The struggle was not just financial. Every farming season felt like a battle against unpredictable weather, pests, and the constant worry of how to pay school fees for her children. The work was backbreaking, and at the end of it, there was little to show.
The Turning Point
Everything began to change when she joined the Youth Entrepreneurship for the Future of Food and Agriculture (YEFFA) program.
She learned and trained on how to select the right seeds, prepare the soil for maximum yield, and handle her harvest to reduce losses. She received quality agricultural inputs, including improved sunflower seeds that could thrive even in a tough season.
That year, when the rains came and the fields came alive, Rehema worked differently. She spaced her plants carefully, managed weeds before they took over, and applied her new post-harvest handling skills. By harvest time, she stood in awe: 12 heavy bags of sunflower seeds four times more than before.
Adding Value, Multiplying Gains
For most farmers in her village, the next step would be selling the seeds raw to middlemen. But YEFFA had taught her another way on value addition. She began processing her own sunflower oil and using the byproduct, mashudu, as animal feed.

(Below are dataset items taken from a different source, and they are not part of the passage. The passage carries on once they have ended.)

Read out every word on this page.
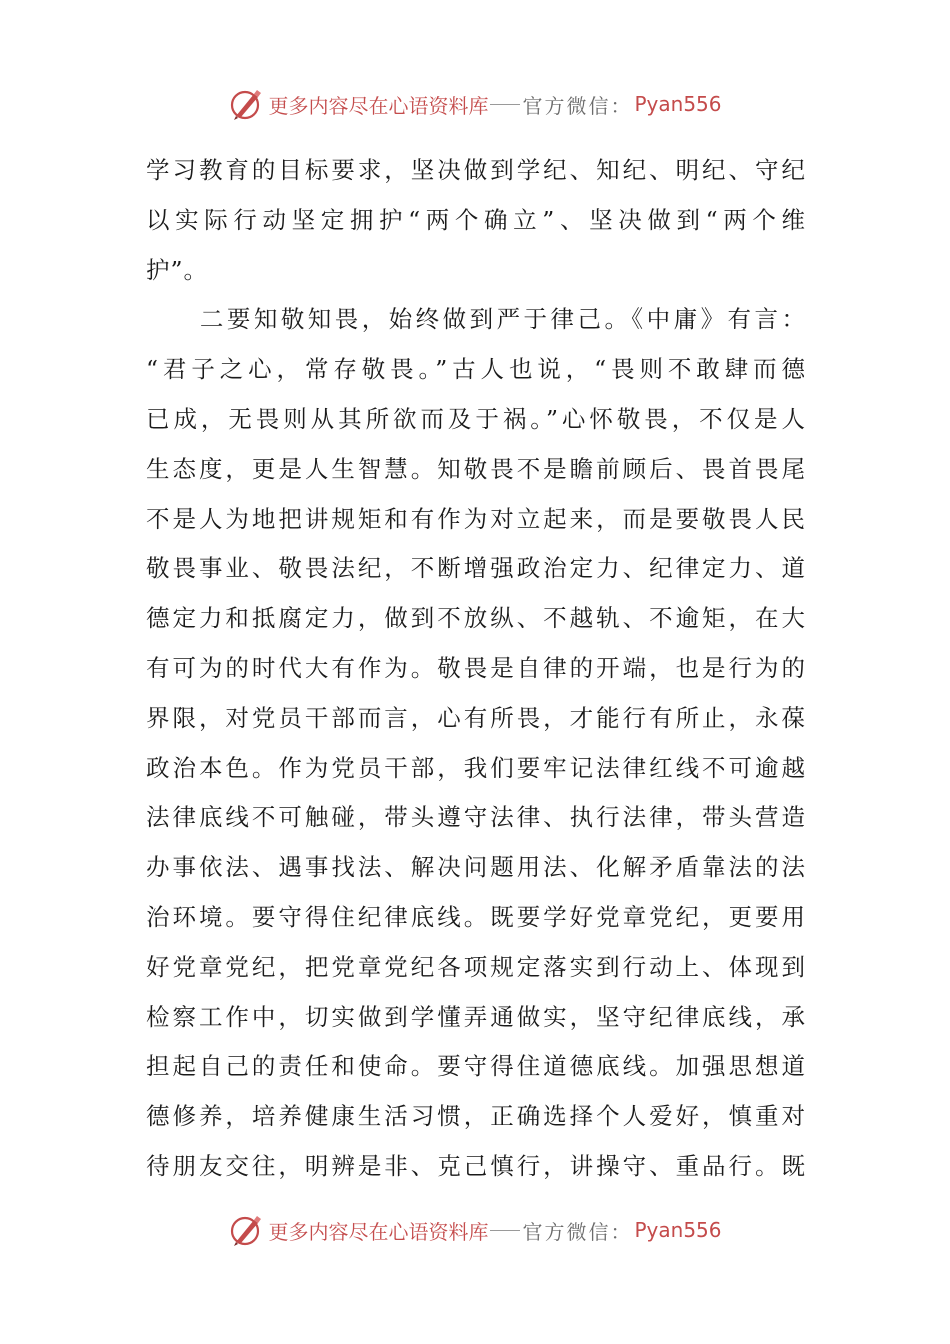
更多内容尽在心语资料库 官方微信： Pyan556
学习教育的目标要求，坚决做到学纪、知纪、明纪、守纪
以实际行动坚定拥护“两个确立”、坚决做到“两个维
护”。
　　二要知敬知畏，始终做到严于律己。《中庸》有言：
“君子之心，常存敬畏。”古人也说，“畏则不敢肆而德
已成，无畏则从其所欲而及于祸。”心怀敬畏，不仅是人
生态度，更是人生智慧。知敬畏不是瞻前顾后、畏首畏尾
不是人为地把讲规矩和有作为对立起来，而是要敬畏人民
敬畏事业、敬畏法纪，不断增强政治定力、纪律定力、道
德定力和抵腐定力，做到不放纵、不越轨、不逾矩，在大
有可为的时代大有作为。敬畏是自律的开端，也是行为的
界限，对党员干部而言，心有所畏，才能行有所止，永葆
政治本色。作为党员干部，我们要牢记法律红线不可逾越
法律底线不可触碰，带头遵守法律、执行法律，带头营造
办事依法、遇事找法、解决问题用法、化解矛盾靠法的法
治环境。要守得住纪律底线。既要学好党章党纪，更要用
好党章党纪，把党章党纪各项规定落实到行动上、体现到
检察工作中，切实做到学懂弄通做实，坚守纪律底线，承
担起自己的责任和使命。要守得住道德底线。加强思想道
德修养，培养健康生活习惯，正确选择个人爱好，慎重对
待朋友交往，明辨是非、克己慎行，讲操守、重品行。既
更多内容尽在心语资料库 官方微信： Pyan556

This shift changed everything. After paying her workers and covering processing costs, she now makes no less than TZS 260,000 (around USD 96) per harvest. It’s not just the numbers that make her proud but it’s the independence. “You can see the change in my life,” she says with a laugh. “Even my skin glows now — I can afford the good and expensive skin products!”
From Farmer to Leader
Agriculture for Rehema is no longer just survival, it’s business. She employs more than six casual workers, creating livelihoods for others. And she has a bigger dream: together with other YEFFA beneficiaries, she is leading plans for a community-owned sunflower oil factory in Kaselya. The goal? Keep more of the profits in the village, create more jobs, and ensure the value chain benefits the people who grow the crops.

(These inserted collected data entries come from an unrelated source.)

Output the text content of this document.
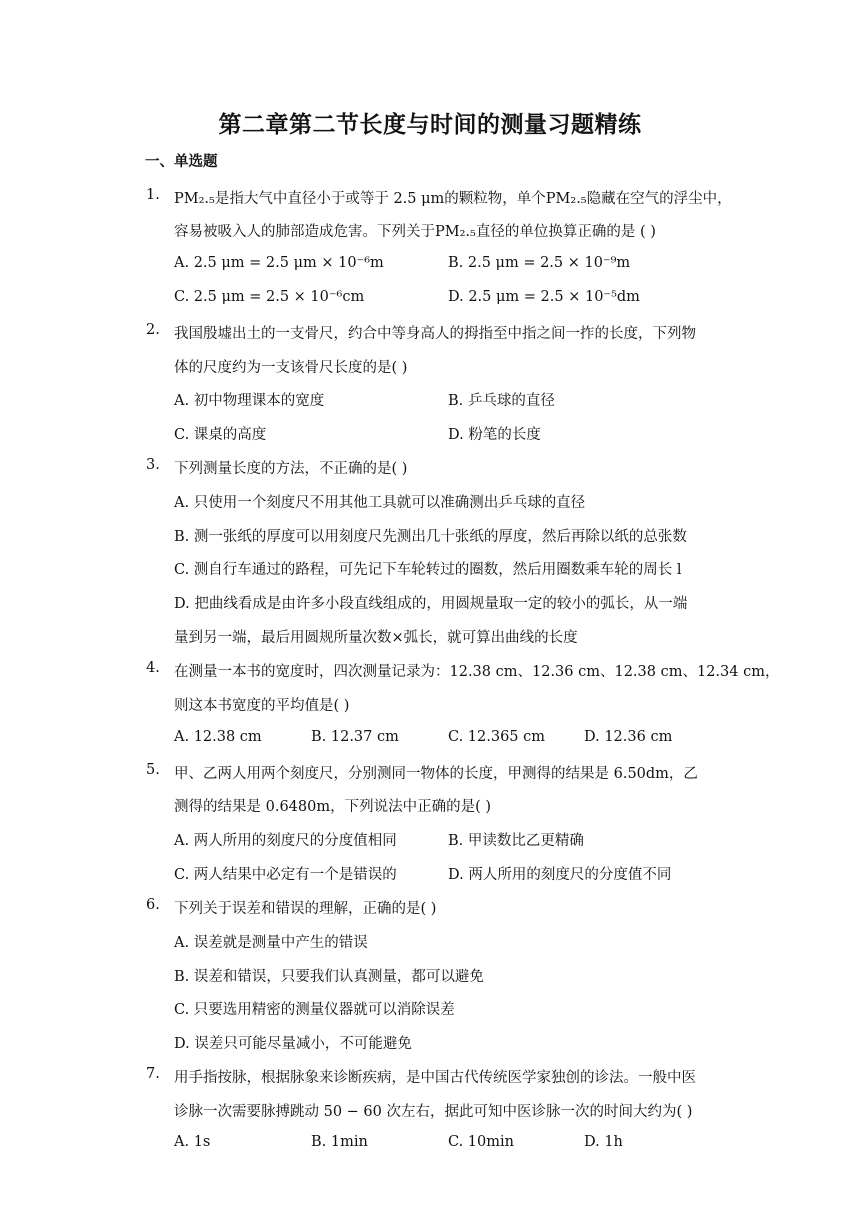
第二章第二节长度与时间的测量习题精练
一、单选题
1. PM₂.₅是指大气中直径小于或等于 2.5 μm的颗粒物，单个PM₂.₅隐藏在空气的浮尘中，
容易被吸入人的肺部造成危害。下列关于PM₂.₅直径的单位换算正确的是 ( )
A. 2.5 μm = 2.5 μm × 10⁻⁶m	B. 2.5 μm = 2.5 × 10⁻⁹m
C. 2.5 μm = 2.5 × 10⁻⁶cm	D. 2.5 μm = 2.5 × 10⁻⁵dm
2. 我国殷墟出土的一支骨尺，约合中等身高人的拇指至中指之间一拃的长度，下列物
体的尺度约为一支该骨尺长度的是( )
A. 初中物理课本的宽度	B. 乒乓球的直径
C. 课桌的高度	D. 粉笔的长度
3. 下列测量长度的方法，不正确的是( )
A. 只使用一个刻度尺不用其他工具就可以准确测出乒乓球的直径
B. 测一张纸的厚度可以用刻度尺先测出几十张纸的厚度，然后再除以纸的总张数
C. 测自行车通过的路程，可先记下车轮转过的圈数，然后用圈数乘车轮的周长 l
D. 把曲线看成是由许多小段直线组成的，用圆规量取一定的较小的弧长，从一端
量到另一端，最后用圆规所量次数×弧长，就可算出曲线的长度
4. 在测量一本书的宽度时，四次测量记录为：12.38 cm、12.36 cm、12.38 cm、12.34 cm，
则这本书宽度的平均值是( )
A. 12.38 cm	B. 12.37 cm	C. 12.365 cm	D. 12.36 cm
5. 甲、乙两人用两个刻度尺，分别测同一物体的长度，甲测得的结果是 6.50dm，乙
测得的结果是 0.6480m，下列说法中正确的是( )
A. 两人所用的刻度尺的分度值相同	B. 甲读数比乙更精确
C. 两人结果中必定有一个是错误的	D. 两人所用的刻度尺的分度值不同
6. 下列关于误差和错误的理解，正确的是( )
A. 误差就是测量中产生的错误
B. 误差和错误，只要我们认真测量，都可以避免
C. 只要选用精密的测量仪器就可以消除误差
D. 误差只可能尽量减小，不可能避免
7. 用手指按脉，根据脉象来诊断疾病，是中国古代传统医学家独创的诊法。一般中医
诊脉一次需要脉搏跳动 50 − 60 次左右，据此可知中医诊脉一次的时间大约为( )
A. 1s	B. 1min	C. 10min	D. 1h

Her role as a leader is as important to her as the crops she grows. “When we succeed as a group, the whole village wins,” she says. She envisions a future where no young person in Kaselya has to leave for the city just to find work.
A Life Transformed, Attending the Africa Food Systems Summit 2025 (AFSS25)
Rehema’s journey is more than an agricultural success story; it’s proof of what can happen when opportunity meets determination. She has turned what some saw as a limitation into a source of strength. She is set to showcase, and being one of the panelists on AFSS25 – Dakar, Senegal, she will bless the global leaders on what transformation looks like.
“Disability did not stop me. It was the YEFFA spark that lit up my field, my business and my life.”
Beyond farming, Rehema has now branched into another business tailoring. In the evenings, the gentle hum of her sewing machine fills her home as she transforms vibrant fabrics into dresses, school uniforms, and headscarves. This side venture not only adds to her income but also allows her to teach sewing skills to other women in her community, further spreading the spirit of self-reliance that YEFFA ignited in her
Today, the sunflowers in Kaselya do more than feed families, they tell a story of resilience, leadership, and a woman whose glow comes from both the sun and the pride of building a future on her own terms.